You can’t make your daughter safe at school, unfortunately, because that’s beyond the power of any parent, and trying too hard to make her safe is likely to put her in greater danger, which is one of those fundamental paradoxes of life. She carried a weapon to make herself feel safe, but, speaking realistically, it put her at greater risk, not just of getting in trouble with the powers that be, but of getting stabbed rather than just bruised.

Instead of putting all of your energy into making her world a less-scary one, you should teach her to tolerate feeling unsafe and doing whatever will actually reduce danger the most.

Maybe in, say, Texas, the deterrent effect of knowing that your opponent is armed (and that you’d likely get the chair) prevents fights from starting. Outside Texas, however, fights start anyway because kids in gangs need to prove themselves by showing they’re not afraid, so deterrence doesn’t work, and weapons do.

What’s safer is to follow whatever procedures are most likely to avoid a fight or limit the damage. For your daughter, these include not being caught alone, keeping her mouth shut, tolerating humiliation, and fighting strategically if she has to fight.

If you see the opportunity and have a little money, get her lessons in self-defense; this will do more to help your kid become confident than get her to fight back, or at least it will teach her how to duck and weave. Ask her to let you know if she thinks a fight is coming, so you can give school staff a chance to prevent it and establish her intent to avoid it. If her tormentor likes an audience or uses aggression to get a certain response, advise her on how to avoid stimulating that response. The biggest fight is fighting fear, and you’re already helping her do that.

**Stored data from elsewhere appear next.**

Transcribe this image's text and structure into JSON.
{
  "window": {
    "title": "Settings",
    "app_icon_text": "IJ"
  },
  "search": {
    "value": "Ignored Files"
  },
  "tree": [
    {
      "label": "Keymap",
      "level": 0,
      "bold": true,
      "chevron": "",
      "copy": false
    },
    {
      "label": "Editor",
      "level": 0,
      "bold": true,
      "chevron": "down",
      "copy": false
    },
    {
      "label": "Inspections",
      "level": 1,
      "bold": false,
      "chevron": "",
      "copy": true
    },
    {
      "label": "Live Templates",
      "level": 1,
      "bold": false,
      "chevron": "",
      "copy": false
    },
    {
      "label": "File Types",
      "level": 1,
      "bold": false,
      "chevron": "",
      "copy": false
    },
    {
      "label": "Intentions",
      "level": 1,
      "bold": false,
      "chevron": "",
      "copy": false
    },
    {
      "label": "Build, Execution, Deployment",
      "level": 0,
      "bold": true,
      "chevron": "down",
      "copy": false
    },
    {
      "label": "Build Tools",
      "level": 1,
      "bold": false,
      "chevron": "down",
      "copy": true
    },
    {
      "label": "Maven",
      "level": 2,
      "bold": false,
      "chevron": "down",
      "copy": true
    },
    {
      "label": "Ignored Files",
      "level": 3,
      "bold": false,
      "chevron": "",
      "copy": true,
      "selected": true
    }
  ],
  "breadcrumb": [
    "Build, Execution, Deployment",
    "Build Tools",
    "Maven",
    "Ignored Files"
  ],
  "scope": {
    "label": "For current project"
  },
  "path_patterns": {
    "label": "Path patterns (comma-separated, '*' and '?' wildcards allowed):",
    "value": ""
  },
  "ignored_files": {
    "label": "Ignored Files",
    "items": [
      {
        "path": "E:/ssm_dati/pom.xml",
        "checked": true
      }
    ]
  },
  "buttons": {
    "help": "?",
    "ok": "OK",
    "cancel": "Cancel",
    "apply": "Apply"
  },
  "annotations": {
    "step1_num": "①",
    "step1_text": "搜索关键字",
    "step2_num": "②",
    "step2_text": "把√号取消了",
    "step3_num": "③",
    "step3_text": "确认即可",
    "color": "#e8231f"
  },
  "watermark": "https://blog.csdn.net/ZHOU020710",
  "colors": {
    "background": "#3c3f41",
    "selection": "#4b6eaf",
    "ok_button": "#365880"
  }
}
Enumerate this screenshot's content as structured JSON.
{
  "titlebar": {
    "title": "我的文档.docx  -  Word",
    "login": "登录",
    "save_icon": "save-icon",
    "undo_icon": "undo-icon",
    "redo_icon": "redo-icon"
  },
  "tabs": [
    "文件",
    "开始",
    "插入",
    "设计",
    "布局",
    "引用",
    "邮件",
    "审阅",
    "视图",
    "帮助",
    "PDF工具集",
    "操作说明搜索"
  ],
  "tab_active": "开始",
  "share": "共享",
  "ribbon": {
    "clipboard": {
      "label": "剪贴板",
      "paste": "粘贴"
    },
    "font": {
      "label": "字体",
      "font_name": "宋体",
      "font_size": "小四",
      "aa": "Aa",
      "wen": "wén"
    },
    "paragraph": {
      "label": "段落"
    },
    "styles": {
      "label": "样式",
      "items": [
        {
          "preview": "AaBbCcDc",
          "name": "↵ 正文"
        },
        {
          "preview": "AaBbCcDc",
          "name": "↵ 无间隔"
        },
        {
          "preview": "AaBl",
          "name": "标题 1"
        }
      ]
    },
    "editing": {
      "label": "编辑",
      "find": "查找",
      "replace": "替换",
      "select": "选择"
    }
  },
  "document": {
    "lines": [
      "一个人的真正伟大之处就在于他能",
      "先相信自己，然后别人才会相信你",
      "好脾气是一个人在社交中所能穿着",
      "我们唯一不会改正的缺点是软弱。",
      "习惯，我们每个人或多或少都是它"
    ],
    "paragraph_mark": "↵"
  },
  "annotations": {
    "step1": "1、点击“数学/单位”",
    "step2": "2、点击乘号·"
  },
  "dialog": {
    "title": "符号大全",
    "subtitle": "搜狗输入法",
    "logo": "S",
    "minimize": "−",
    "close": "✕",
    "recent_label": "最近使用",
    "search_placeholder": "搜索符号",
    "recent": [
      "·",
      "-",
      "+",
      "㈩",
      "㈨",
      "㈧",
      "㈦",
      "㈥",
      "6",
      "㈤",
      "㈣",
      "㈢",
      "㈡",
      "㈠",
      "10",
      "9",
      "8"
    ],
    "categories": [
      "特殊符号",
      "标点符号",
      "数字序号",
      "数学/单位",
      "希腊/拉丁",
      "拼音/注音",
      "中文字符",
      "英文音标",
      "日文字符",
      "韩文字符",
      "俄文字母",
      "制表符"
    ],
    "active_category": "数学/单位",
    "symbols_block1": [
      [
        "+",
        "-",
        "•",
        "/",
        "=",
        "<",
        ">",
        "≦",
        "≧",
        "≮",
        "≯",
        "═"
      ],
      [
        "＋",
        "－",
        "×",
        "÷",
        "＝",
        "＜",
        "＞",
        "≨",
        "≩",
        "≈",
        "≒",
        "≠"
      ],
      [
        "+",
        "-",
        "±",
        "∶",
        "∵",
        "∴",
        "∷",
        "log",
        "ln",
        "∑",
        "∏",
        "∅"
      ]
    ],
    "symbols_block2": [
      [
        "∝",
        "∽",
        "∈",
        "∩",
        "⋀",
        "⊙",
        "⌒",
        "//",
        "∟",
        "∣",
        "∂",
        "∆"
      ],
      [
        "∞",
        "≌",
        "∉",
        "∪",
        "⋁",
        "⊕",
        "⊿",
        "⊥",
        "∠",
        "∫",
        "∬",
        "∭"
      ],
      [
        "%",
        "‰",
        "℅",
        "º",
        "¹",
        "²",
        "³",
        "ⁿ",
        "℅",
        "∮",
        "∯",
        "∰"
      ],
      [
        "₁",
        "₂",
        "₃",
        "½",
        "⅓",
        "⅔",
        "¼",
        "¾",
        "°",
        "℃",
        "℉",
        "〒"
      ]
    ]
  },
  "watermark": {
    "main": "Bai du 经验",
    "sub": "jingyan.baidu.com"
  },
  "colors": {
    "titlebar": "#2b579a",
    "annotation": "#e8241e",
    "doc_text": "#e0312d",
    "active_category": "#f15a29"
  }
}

You obviously support her and don’t blame her for being unpopular with bullies, so continue to support her efforts to stay safe and out of trouble. Respect her courage and avoid talking about winning or losing, or how the fights shouldn’t be happening, or she’ll come away seeing herself as a loser.

Convey the feeling that you wish it wasn’t happening but that it’s part of life, you’re determined to help in any way you can, and that victory consists of getting an education in spite of the fear.

STATEMENT:
Compose a statement to protect you from over-reacting to her pain. “I wish I could spare you the pain and I’ll do what I can, but your goal in going to school is learning and if you can keep on doing that, regardless of how often mean people try to hurt you, then you’re winning. There’s nothing wrong with being the sort of person other people pick on. Some of the nicest, most interesting people in the world had that quality when they were younger. Don’t worry about changing. Just take pride in learning and not letting the actions of assholes stop you from being who you are and doing what you’re going to do.”